In January, HuffPost first reported that a department whistleblower, Attorney Dwayne Bensing, had been ousted from work after discovering executives working on the Connecticut case had violated protocol.
Perry, who still worked on the Family Research Council, praised the multiple processing of the case by the department.
"This is really a lot of good news from OCR," she said on a podcast. "The idea has been taken of providing a separate transgender league for these people, and yet this has not proven sufficient to stifle the debate." It should be as simple as Title IX, Protecting Biological Girls. "
At the Family Research Council, Perry worked on opposition to the Common Core State Standards, a set of standards for math and English teaching used in most states. On the organization's podcast, she interviewed and praised personalities such as right-wing provocateur James O'Keefe, whose group Project Veritas most recently falsely claimed to have evidence that Rep. Ilhan Omar (D-Minn.) Committed electoral fraud. She also criticized children's shows like The Babysitters Club for including transgender characters.
In early 2020, under former chairman Ken Marcus, OCR dissolved the employee-led diversity and inclusion and employee engagement boards. The heads of state and government then merged the two councils and selected political candidates as new chairpersons in addition to the Agency's deputy deputy chief secretary, who is the permanent chairman of the group.
Angela Morabito, a spokeswoman for the Ministry of Education, said that "Diversity and inclusion remain a top priority for the leadership of OCR, which is why the Diversity and Inclusion Council is led by two senior leaders."
In addition to Perry, Don Salo, who received the Army Secretary's Award for Diversity and Inclusion 2016 according to Morabito, is also co-chair.
Participation in the committees was previously open to all employees, but is now limited to representatives who are usually approved by regional management. While the decision to revise the committees was presented as a decision designed to make them broader and more strategic, some staff saw it as a backlash against councils that recently opposed new practices.
The committees serve to promote diversity and provide feedback to management. However, according to three current and former employees, the idea that the headquarters controlled committee could now perform such tasks is ridiculous. One told HuffPost that "it seems like a decision not to make OCR a better and more diverse place" and to further disempower workers. Another employee who said he was unhappy and concerned about the changes noted, there are others who seem relatively satisfied and seem to like Perry.
In a 2019 survey of OCR employees administered by the Human Resources Bureau and conducted by HuffPost, 60% of respondents said they did not believe their organization's leaders maintain high levels of integrity. (An Education Department official found that only 65% ​​of OCR workers took the voluntary survey, only half of respondents answered this particular question, and the term "leader" was undefined and could be interpreted as representing a number of different roles .)
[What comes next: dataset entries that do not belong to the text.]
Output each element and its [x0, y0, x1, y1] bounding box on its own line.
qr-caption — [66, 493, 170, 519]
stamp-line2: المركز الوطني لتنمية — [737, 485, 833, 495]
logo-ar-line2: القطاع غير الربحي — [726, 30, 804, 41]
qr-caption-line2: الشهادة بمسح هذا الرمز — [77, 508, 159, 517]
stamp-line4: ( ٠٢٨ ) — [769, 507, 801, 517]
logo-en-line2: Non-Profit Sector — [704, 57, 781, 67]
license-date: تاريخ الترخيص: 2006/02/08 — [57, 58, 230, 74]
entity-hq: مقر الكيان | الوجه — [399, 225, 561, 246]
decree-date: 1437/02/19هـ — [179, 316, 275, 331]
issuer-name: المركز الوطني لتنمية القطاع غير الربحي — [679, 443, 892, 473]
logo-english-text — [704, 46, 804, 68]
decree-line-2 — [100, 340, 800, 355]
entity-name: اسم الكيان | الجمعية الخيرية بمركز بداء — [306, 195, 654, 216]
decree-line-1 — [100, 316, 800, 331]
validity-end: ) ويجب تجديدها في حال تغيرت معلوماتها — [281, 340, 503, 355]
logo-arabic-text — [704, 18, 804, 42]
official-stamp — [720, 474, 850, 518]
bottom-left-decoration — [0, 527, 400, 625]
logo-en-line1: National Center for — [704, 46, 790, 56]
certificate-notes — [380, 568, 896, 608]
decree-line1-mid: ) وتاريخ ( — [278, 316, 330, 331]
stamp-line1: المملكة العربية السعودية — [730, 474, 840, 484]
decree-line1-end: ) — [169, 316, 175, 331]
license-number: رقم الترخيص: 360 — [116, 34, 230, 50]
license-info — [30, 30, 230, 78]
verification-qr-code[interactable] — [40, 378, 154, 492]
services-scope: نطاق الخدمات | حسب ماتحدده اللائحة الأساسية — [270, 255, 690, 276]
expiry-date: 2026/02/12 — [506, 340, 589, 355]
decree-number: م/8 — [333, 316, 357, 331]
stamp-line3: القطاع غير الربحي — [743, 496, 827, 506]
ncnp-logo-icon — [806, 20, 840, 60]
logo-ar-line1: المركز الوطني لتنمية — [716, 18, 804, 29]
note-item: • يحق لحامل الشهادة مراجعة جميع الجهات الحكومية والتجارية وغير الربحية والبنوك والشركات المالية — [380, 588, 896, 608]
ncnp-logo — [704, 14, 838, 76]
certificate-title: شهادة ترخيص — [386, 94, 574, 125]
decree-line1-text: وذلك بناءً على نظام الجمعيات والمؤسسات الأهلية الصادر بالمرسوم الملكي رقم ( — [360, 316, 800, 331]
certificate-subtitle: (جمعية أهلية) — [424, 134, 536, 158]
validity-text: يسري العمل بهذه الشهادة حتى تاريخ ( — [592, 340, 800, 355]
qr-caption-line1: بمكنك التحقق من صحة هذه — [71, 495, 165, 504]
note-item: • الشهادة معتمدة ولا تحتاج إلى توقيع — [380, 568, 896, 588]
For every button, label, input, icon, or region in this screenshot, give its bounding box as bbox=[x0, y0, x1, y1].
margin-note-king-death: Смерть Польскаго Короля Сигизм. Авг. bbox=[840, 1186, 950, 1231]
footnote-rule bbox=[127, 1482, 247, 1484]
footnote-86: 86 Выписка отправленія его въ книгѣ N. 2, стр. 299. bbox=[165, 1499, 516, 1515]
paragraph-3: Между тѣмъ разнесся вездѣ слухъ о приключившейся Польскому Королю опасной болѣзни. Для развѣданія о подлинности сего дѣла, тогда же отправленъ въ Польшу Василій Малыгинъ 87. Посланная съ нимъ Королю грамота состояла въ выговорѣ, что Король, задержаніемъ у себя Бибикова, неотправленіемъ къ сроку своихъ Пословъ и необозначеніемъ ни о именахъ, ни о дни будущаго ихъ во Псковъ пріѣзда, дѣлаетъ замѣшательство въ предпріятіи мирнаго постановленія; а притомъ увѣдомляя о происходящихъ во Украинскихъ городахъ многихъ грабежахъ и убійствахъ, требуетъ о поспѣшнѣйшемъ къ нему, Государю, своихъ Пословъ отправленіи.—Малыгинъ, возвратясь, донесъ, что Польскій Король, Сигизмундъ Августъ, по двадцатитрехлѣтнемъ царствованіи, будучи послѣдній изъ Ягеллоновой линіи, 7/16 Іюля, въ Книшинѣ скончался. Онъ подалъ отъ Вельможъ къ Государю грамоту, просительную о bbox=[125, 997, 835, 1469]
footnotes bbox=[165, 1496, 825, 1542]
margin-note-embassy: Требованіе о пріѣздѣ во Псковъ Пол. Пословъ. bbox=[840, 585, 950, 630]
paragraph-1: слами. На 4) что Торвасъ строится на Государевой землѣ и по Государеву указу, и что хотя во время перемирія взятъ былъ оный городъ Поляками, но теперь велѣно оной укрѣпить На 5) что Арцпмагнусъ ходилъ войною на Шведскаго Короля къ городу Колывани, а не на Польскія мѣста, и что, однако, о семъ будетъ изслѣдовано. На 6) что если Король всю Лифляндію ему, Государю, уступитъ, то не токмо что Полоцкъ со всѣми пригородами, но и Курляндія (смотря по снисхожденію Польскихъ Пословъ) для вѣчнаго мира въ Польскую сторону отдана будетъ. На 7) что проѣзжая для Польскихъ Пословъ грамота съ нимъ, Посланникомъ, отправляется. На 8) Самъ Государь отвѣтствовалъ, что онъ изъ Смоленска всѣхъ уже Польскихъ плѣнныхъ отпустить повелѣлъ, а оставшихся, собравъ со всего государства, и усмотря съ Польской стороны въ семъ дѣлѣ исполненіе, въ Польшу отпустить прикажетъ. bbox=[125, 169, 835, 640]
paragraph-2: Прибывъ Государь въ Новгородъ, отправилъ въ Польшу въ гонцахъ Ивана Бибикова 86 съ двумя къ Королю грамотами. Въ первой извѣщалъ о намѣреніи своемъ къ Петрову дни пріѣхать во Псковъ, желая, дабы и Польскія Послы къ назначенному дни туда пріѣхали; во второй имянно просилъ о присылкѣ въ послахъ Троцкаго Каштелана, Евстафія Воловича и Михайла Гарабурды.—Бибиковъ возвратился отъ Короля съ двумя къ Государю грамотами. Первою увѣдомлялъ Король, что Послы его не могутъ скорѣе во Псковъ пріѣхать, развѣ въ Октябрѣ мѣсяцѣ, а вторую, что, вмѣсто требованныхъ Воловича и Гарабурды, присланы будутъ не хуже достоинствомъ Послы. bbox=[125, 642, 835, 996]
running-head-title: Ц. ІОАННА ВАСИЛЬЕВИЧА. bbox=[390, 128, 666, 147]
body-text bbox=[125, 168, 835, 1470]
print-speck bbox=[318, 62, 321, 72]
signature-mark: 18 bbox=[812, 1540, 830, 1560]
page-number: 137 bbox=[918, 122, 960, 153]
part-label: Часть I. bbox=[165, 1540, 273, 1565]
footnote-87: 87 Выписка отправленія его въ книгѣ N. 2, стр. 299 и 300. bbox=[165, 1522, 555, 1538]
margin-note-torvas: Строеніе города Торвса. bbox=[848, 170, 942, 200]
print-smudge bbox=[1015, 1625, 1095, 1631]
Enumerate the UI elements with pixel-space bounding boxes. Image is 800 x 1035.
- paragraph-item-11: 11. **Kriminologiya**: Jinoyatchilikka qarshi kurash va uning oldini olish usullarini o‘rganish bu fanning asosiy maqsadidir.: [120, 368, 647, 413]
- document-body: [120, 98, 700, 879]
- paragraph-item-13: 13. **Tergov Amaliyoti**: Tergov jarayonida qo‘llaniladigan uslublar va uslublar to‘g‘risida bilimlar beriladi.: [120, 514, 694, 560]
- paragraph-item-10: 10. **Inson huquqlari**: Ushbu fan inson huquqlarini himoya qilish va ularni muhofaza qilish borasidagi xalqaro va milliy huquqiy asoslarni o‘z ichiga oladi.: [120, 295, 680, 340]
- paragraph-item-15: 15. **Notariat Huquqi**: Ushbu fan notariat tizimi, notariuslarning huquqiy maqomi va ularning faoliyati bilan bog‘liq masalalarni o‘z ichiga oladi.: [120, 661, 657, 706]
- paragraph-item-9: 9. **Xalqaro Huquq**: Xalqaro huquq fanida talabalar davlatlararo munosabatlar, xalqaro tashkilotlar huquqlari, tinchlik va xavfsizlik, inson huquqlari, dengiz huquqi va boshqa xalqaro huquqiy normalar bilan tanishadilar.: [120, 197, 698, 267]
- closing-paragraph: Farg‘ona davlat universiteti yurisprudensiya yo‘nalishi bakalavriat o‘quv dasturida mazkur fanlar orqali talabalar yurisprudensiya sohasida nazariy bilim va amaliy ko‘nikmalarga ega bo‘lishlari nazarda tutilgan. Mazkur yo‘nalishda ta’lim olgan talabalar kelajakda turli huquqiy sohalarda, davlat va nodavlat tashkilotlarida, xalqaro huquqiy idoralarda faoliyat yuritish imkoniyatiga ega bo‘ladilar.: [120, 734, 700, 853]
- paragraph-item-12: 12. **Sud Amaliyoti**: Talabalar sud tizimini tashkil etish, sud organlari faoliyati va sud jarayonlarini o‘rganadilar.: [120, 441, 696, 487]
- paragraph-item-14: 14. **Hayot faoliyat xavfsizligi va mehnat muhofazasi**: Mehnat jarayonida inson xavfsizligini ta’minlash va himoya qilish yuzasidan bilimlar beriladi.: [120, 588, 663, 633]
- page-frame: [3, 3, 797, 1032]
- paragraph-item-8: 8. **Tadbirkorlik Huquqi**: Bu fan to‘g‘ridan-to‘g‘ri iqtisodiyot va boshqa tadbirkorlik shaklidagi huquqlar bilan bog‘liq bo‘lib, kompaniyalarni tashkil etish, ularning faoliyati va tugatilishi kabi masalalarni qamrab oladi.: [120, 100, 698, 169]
In September, the Ministry of Education released internal guidelines to eradicate any diversity training that might discuss the concept of white privilege or suggest that "virtually all whites contribute to or benefit from racism," Politico reported for the first time. The guidelines are in line with an administrative policy on the matter and mean that employee activities such as book clubs could be scrutinized.
The new guidelines could prove particularly cumbersome for Civil Rights Office staff as they regularly recommend that school districts being screened for racial issues conduct implicit bias training. OCR staff may now need to recommend training for schools that they are not allowed to attend themselves.